KATP Although classically considered to be ligand-gated, Van Wagoner et al. 99 obtained single-channel inside-out patch clamp recordings from neonatal rat atrial myocytes which revealed that patch pipette Rapamycin price negative pressure increased KATP channel ATP-sensitivity. 99 Synergistically, ATP-reduction potentiated stretch sensitivity. 99

Ischaemia, simulated in adult guinea pig ventricular myocytes by application of a metabolic uncoupler, also uncovered KATP mechanosensitivity that was absent in control conditions, 27 an observation that was more recently confirmed in rat cardiomyocytes. 100 The synergism for KATP channel activation by metabolic and mechanical stress might explain differences in quantitative aspects of ATP reduction needed to activate KATP in isolated cells, compared to the organ level (where KATP open at less depleted ATP levels). A reason for this difference

could be the fact that isolated cells are not normally subjected to mechanical co-activation, while at the organ level ischaemia is usually associated with decreased shortening, or even stretch, of the tissue affected by reduced availability of ATP. In keeping with this notion, ‘stretch-preconditioning’ has been reported to reduce ischaemia- reperfusion injury, an effect that disappears when KATP channels are blocked. 68 Moreover, cardiac fibroblasts progressively express functional KATP channels in scar and border zone tissue following infarction, suggesting that we must consider the effect of cells other than cardiomyocytes in pre-/post- conditioning of the heart, and the role of SAC in these processes. 101–103 Although there is little evidence to suggest that KATP are responsible for mechanosensitivity of the heart in normal beat-by-beat physiology (in healthy cells and tissue, diastolic mechanical stimulation depolarizes cardiomyocytes), the potential role of these ion channels in ischaemic or other disease conditions

warrants further research.

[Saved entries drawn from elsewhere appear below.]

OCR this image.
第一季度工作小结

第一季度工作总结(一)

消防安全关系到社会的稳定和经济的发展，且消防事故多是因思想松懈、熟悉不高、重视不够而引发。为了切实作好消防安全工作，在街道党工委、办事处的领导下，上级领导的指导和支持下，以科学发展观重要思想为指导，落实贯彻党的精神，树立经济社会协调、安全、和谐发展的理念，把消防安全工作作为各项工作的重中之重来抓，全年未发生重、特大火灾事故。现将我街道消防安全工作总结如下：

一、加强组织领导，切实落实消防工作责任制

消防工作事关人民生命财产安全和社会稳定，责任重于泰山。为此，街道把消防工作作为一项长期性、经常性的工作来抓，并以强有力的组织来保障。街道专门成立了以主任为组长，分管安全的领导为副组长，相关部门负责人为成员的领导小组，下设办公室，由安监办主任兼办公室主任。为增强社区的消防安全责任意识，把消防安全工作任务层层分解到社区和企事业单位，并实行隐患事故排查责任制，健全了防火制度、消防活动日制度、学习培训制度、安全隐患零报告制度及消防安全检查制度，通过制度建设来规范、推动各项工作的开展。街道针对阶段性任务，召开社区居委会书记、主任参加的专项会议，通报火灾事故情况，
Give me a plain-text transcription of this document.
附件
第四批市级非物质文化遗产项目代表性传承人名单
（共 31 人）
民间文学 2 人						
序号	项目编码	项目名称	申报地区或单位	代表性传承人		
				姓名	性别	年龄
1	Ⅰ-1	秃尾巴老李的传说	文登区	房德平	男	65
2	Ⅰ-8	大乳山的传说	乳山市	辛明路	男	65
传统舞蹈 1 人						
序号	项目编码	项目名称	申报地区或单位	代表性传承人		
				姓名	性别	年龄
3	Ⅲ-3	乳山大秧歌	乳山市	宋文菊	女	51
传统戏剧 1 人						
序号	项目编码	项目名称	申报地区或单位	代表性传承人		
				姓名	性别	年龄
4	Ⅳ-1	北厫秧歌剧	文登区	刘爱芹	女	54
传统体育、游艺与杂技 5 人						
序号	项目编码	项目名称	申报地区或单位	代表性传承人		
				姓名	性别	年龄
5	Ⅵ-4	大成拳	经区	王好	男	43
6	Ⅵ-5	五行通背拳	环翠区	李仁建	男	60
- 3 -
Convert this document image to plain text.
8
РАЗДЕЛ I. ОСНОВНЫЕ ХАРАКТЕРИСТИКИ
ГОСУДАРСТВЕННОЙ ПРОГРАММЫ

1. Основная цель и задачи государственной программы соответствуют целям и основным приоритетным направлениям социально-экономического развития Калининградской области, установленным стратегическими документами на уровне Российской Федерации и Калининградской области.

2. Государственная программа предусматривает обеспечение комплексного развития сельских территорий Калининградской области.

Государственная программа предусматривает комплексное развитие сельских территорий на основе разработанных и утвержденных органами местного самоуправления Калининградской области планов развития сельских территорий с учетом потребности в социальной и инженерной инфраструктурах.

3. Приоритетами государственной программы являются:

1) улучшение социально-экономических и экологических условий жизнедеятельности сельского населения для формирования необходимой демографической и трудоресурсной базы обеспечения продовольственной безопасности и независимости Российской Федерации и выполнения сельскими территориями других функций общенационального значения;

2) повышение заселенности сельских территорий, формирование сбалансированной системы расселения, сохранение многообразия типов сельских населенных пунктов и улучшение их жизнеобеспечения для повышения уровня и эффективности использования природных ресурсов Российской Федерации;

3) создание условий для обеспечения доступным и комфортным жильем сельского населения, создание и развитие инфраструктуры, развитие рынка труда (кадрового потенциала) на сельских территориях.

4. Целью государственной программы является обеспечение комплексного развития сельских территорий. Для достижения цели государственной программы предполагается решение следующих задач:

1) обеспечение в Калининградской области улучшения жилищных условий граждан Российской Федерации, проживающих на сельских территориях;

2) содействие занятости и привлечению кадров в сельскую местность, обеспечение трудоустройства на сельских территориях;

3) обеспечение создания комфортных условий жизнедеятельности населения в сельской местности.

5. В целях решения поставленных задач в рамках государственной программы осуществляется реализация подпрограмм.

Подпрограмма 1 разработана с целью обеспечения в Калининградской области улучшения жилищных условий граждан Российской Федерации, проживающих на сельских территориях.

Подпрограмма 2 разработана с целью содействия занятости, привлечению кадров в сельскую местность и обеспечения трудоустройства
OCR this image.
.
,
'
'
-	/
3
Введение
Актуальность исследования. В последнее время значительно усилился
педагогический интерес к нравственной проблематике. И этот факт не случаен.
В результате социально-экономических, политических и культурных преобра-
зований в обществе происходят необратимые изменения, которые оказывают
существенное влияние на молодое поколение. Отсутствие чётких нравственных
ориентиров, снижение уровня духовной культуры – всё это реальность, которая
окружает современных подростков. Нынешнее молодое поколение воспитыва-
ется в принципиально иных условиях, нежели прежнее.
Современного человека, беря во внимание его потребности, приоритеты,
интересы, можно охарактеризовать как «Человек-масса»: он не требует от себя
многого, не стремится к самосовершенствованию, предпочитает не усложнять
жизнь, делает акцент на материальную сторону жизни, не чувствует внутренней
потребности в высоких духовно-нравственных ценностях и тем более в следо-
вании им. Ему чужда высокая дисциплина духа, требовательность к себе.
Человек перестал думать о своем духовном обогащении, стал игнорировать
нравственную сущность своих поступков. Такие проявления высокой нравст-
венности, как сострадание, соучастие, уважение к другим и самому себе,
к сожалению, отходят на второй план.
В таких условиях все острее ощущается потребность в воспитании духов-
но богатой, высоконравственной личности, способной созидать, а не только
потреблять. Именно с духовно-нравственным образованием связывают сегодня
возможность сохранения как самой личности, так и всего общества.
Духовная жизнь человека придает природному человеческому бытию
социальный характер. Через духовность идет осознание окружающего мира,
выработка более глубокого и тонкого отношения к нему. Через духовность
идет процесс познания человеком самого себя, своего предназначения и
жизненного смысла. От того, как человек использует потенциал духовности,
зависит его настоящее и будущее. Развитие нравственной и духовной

SAC modulators Several pharmacological compounds have been identified to modulate SAC activity (Figure 3), 104,105 and their potential role as pharmacological tools for heart rhythm management has been previously reviewed by White. 106 Most of Cilengitide the known SAC-modulators are non-specific inhibitors, such as gadolinium ions, amiloride and cationic antibiotics (streptomycin, penicillin, kanamycin). Among the very few specific SAC inhibitors 107 reported so far is the peptide GsMTx-4. It inhibits TRPC5 when activated by hypo-osmotic and receptor stimulation, 108,109 as well as TRPC6, 56 and Piezo1 channels when applied to the external face of the membrane. 72,73 GsMTx-4 is active both in its D and L enantiomers, showing the mechanism of action is not stereospecfic or chiral.